Now, ScyllaDB’s not the only NoSQL vendor out there — far from it. There’s ArangoDB, Redis Labs and Crate.io to name a few, not to mention bigger players like MongoDB, Amazon’s DynamoDB and Couchbase.

But ScyllaDB claims that its tech offers architectural advantages, like the ability to perform millions of operations per second with “single-digit millisecond” latency. Running across multiple clouds, on a hybrid cloud setup or on-premises, ScyllaDB automatically tunes I/O and CPU performance with workload prioritization, which co-locate workloads under a single server cluster.

Those claims and capabilities were enough to win over customers, evidently. ScyllaDB says its database is now used by over 400 companies including Discord, Epic Games and Palo Alto Networks and that revenue has grown 800% since the company’s founding in December 2012.

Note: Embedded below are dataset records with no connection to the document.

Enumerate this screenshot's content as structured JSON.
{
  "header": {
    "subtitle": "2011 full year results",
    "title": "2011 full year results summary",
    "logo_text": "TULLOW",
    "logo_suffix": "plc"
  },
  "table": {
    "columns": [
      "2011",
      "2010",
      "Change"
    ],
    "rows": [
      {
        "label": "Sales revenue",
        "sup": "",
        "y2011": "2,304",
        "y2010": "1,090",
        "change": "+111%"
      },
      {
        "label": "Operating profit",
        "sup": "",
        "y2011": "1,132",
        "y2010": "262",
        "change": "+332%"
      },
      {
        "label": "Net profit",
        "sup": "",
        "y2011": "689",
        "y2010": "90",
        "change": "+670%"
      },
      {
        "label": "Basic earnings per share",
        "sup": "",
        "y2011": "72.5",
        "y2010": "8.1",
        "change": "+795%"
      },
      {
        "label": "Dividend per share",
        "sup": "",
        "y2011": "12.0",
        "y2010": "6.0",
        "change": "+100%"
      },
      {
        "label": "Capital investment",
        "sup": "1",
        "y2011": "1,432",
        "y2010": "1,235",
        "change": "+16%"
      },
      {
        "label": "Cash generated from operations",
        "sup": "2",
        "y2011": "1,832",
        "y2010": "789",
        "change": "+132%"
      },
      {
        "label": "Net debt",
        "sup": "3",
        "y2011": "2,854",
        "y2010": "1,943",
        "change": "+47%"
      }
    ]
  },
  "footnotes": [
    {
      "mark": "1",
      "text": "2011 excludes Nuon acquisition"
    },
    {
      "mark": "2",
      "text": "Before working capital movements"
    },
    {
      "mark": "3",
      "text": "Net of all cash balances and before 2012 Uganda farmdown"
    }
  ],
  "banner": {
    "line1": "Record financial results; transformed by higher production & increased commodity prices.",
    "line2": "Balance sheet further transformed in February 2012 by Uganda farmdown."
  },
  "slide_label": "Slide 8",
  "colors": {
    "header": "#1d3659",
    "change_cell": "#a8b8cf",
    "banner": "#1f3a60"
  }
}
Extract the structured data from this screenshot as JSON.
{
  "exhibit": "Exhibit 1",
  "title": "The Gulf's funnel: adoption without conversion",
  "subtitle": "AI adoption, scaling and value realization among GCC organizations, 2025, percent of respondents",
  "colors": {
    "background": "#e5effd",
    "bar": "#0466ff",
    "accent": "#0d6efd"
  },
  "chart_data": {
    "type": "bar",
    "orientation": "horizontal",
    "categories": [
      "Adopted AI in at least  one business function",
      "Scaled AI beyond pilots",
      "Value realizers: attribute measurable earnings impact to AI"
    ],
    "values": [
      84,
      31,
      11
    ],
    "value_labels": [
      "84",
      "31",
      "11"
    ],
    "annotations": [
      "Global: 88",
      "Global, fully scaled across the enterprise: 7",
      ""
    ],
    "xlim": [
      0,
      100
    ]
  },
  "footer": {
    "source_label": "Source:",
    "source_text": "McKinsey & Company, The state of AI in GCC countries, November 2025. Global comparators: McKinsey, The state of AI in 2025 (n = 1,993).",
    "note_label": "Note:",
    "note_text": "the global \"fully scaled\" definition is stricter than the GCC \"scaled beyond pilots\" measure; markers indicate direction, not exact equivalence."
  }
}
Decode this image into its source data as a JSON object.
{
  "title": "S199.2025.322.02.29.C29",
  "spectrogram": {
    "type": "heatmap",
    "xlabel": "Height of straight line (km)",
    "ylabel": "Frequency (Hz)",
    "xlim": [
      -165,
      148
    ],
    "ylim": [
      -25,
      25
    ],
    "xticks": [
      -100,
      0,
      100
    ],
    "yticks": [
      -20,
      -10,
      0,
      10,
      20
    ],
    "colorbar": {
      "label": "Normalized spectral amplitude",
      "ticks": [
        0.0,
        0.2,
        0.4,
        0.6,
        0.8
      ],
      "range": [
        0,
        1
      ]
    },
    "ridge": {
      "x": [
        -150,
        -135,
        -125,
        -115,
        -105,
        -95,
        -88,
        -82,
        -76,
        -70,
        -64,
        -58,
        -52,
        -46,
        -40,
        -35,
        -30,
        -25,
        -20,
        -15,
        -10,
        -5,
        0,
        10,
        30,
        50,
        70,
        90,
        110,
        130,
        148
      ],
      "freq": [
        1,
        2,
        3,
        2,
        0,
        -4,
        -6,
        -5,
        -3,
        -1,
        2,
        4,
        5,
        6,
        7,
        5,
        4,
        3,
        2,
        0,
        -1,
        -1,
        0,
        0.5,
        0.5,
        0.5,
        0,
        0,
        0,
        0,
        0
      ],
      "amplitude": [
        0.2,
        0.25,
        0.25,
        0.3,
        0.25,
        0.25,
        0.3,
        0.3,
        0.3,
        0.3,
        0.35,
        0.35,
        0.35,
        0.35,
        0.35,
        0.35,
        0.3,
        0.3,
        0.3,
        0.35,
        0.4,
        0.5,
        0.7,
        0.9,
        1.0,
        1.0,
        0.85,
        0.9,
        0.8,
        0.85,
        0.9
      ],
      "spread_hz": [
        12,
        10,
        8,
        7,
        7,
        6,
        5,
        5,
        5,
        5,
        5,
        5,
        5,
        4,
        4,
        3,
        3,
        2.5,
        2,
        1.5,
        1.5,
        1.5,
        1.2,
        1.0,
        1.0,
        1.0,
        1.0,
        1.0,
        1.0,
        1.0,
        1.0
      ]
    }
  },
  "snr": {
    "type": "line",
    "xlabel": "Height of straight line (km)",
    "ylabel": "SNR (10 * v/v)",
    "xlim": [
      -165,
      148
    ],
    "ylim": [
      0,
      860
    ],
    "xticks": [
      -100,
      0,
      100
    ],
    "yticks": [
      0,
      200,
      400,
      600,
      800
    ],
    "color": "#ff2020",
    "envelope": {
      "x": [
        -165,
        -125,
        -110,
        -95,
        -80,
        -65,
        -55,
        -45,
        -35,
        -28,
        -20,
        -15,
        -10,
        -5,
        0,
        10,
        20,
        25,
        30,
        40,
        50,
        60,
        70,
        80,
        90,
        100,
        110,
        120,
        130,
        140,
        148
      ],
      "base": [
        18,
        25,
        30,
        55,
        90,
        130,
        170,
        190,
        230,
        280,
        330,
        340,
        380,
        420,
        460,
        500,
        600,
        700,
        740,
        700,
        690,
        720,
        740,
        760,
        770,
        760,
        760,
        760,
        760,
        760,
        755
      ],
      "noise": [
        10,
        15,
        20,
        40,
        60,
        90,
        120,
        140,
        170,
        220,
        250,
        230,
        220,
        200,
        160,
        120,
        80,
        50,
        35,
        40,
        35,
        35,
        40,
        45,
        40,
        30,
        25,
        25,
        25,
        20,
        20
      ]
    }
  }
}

“Across industries, R&D teams are increasingly realizing that ScyllaDB’s dramatically different database architecture delivers better performance and horizontal scalability for data-intensive workloads,” Laor said. “ScyllaDB is designed to help fast-growing, fast-moving teams deliver lightning-fast user experiences at extreme scale … ScyllaDB’s unique architecture takes full advantage of modern cloud resources, delivering impressive efficiency and price-performance.”

To date, ScyllaDB has raised $103 million in venture capital.